The *Vitruvian Man* is a well-known drawing and study by Leonardo DaVinci:

This work is sometimes referred to as *Canon of Proportions*, and is essentially a series of proposed proportions. My activity focuses on two of these proportions:

*the length of the outspread arms is equal to the height of a man**the distance from the elbow to the tip of the hand is a quarter of the height of a man*

## Part 1: comparing proposed models

These proportions proposed by DaVinci are essentially two proposed statistical models! We can test these models by collecting some data. This I did by having the students pair up and measure the following three quantities:

A. Height;

B. “Wingspan” (length of the outspread arms);

C. “Elbow-tip” (the distance from the elbow to the tip of the hand).

With these three measurements, we can assess which of DaVinci’s proposed proportions is “best!” Notice that his first proportion is like fitting the model:

\[Height = \beta_0 + \beta_1 \times Wingspan + \epsilon\]

In this model, both the intercept and the slope are fixed with \(\beta_0 = 0\) and \(\beta_1 = 1\).

The second model is:

\[Height = \beta_0 + \beta_1 \times ElbowTip + \epsilon\]

Again in this model, the model parameters are fixed with \(\beta_0 = 0\) and \(\beta_1 = 4\).

So which model is better?! This motivates finding the modeled \(\widehat{Height}\) given each equation, and comparing the sum of squared residuals, *SSError*.

But first, let’s visualize! Here is a scatterplot of Height vs Wingspan using the data collected by the 22 students in my Spring 2018 section of Stat 310. The line indicates the proposed model with \(\beta_0 = 0\) and \(\beta_1 = 1\):

The model is about perfect for two students; but clearly imperfect for the other 20. What about Elbow-Tip?

Clearly, this fit looks worse. We can quantify this by computing SSError, which equals 156 using wingspan and 504 using Elbow-Tip.

## Part 2: Fitting simple linear regression models

So, DaVinci’s proposed model using Wingspan wasn’t horrible, but the proposal using Elbow-Tip was.

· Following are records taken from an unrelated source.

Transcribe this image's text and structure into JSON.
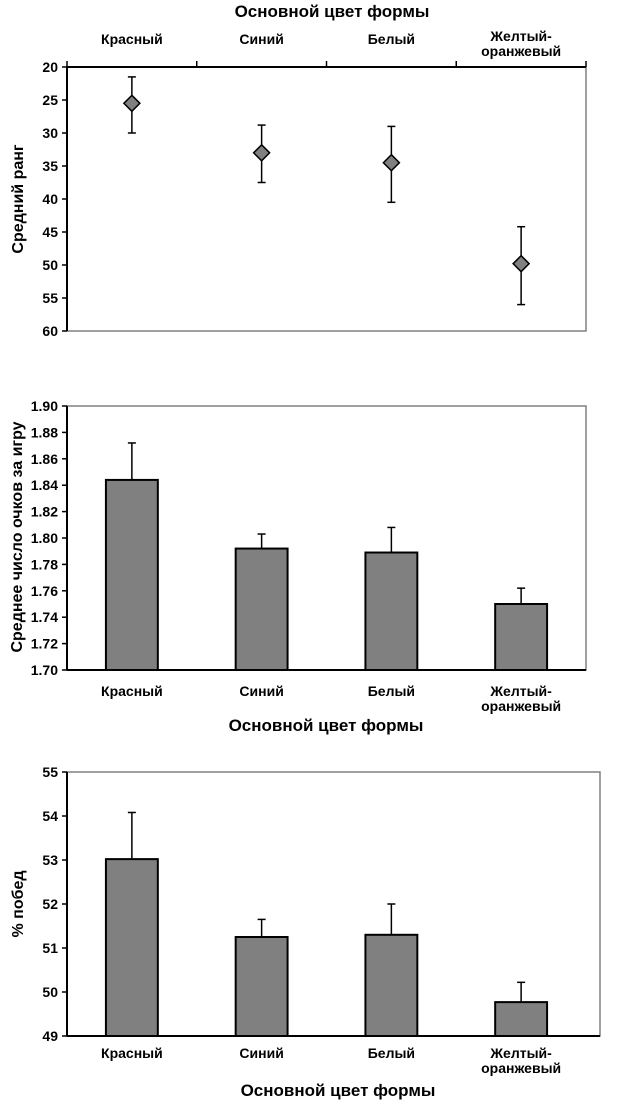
{
  "chart_data": [
    {
      "type": "scatter",
      "title": "Основной цвет формы",
      "categories": [
        "Красный",
        "Синий",
        "Белый",
        "Желтый-оранжевый"
      ],
      "category_lines": [
        [
          "Красный"
        ],
        [
          "Синий"
        ],
        [
          "Белый"
        ],
        [
          "Желтый-",
          "оранжевый"
        ]
      ],
      "ylabel": "Средний ранг",
      "ylim": [
        20,
        60
      ],
      "y_inverted": true,
      "yticks": [
        "20",
        "25",
        "30",
        "35",
        "40",
        "45",
        "50",
        "55",
        "60"
      ],
      "values": [
        25.5,
        33,
        34.5,
        49.8
      ],
      "err_low": [
        21.5,
        28.8,
        29,
        44.2
      ],
      "err_high": [
        30,
        37.5,
        40.5,
        56
      ],
      "marker": "diamond",
      "color": "#808080",
      "xaxis_position": "top"
    },
    {
      "type": "bar",
      "categories": [
        "Красный",
        "Синий",
        "Белый",
        "Желтый-оранжевый"
      ],
      "category_lines": [
        [
          "Красный"
        ],
        [
          "Синий"
        ],
        [
          "Белый"
        ],
        [
          "Желтый-",
          "оранжевый"
        ]
      ],
      "xlabel": "Основной цвет формы",
      "ylabel": "Среднее число очков за игру",
      "ylim": [
        1.7,
        1.9
      ],
      "yticks": [
        "1.70",
        "1.72",
        "1.74",
        "1.76",
        "1.78",
        "1.80",
        "1.82",
        "1.84",
        "1.86",
        "1.88",
        "1.90"
      ],
      "values": [
        1.844,
        1.792,
        1.789,
        1.75
      ],
      "err_high": [
        1.872,
        1.803,
        1.808,
        1.762
      ],
      "color": "#808080"
    },
    {
      "type": "bar",
      "categories": [
        "Красный",
        "Синий",
        "Белый",
        "Желтый-оранжевый"
      ],
      "category_lines": [
        [
          "Красный"
        ],
        [
          "Синий"
        ],
        [
          "Белый"
        ],
        [
          "Желтый-",
          "оранжевый"
        ]
      ],
      "xlabel": "Основной цвет формы",
      "ylabel": "% побед",
      "ylim": [
        49,
        55
      ],
      "yticks": [
        "49",
        "50",
        "51",
        "52",
        "53",
        "54",
        "55"
      ],
      "values": [
        53.02,
        51.25,
        51.3,
        49.77
      ],
      "err_high": [
        54.08,
        51.65,
        52.0,
        50.22
      ],
      "color": "#808080"
    }
  ]
}
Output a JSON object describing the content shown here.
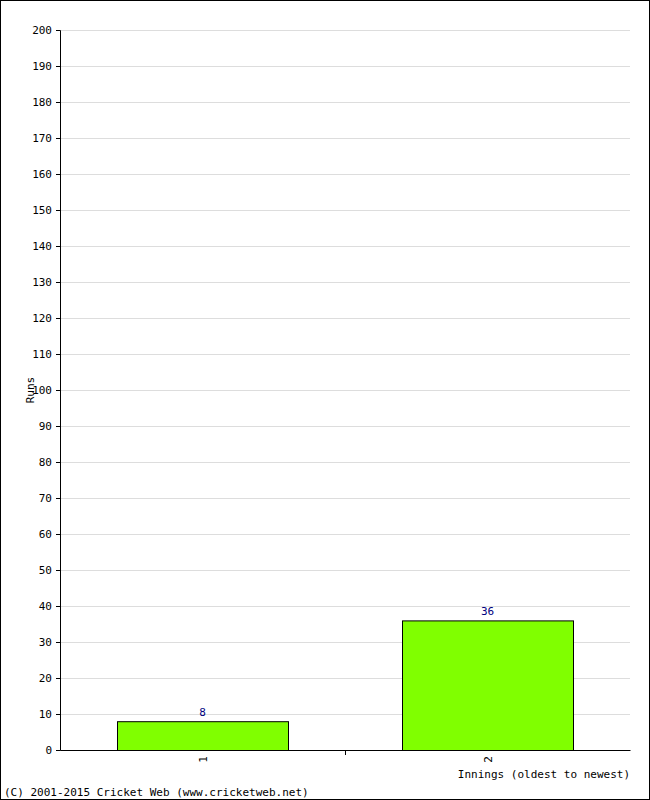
{
  "chart_data": {
    "type": "bar",
    "categories": [
      "1",
      "2"
    ],
    "values": [
      8,
      36
    ],
    "color": "#80ff00",
    "x_label": "Innings (oldest to newest)",
    "y_label": "Runs",
    "ylim": [
      0,
      200
    ],
    "yticks": [
      0,
      10,
      20,
      30,
      40,
      50,
      60,
      70,
      80,
      90,
      100,
      110,
      120,
      130,
      140,
      150,
      160,
      170,
      180,
      190,
      200
    ],
    "grid": true,
    "data_labels": true,
    "annotations": [
      "(C) 2001-2015 Cricket Web (www.cricketweb.net)"
    ]
  }
}
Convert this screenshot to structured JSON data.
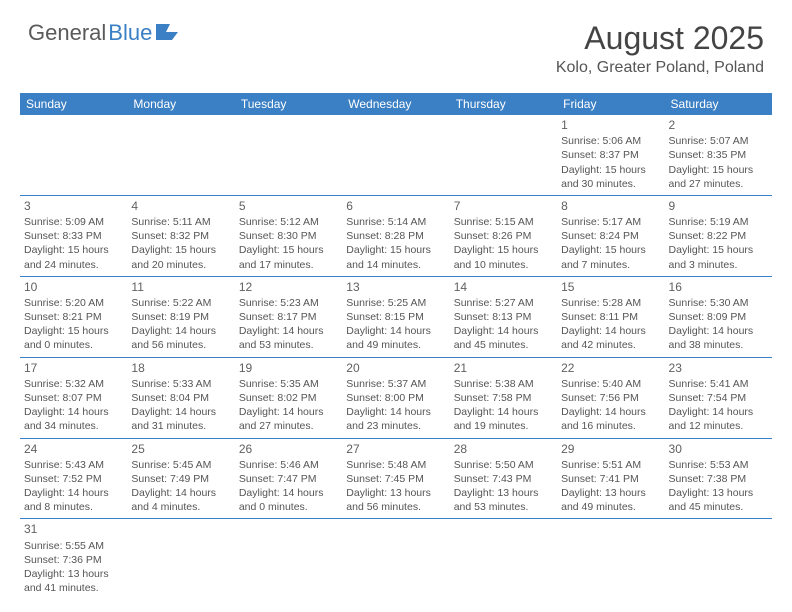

Can we improve these proposed proportions by fitting simple linear regression models, and if so, which *fitted* model is best?

The figure below shows the actual height plotted versus the fitted heights from the two mdoels, along with the (0,1) line:

It’s difficult to tell which model performs best! Here we really do need the SSErrors, which are 117.8 using wingspan and 122.4 using Elbow-Tip. So, close! But Wingspan slightly out-performs Elbow-Tip as a predictor of height. (Of course, these are in-sample SSErrors; a more accurate comparison would cross-validate which we discuss later in the course.)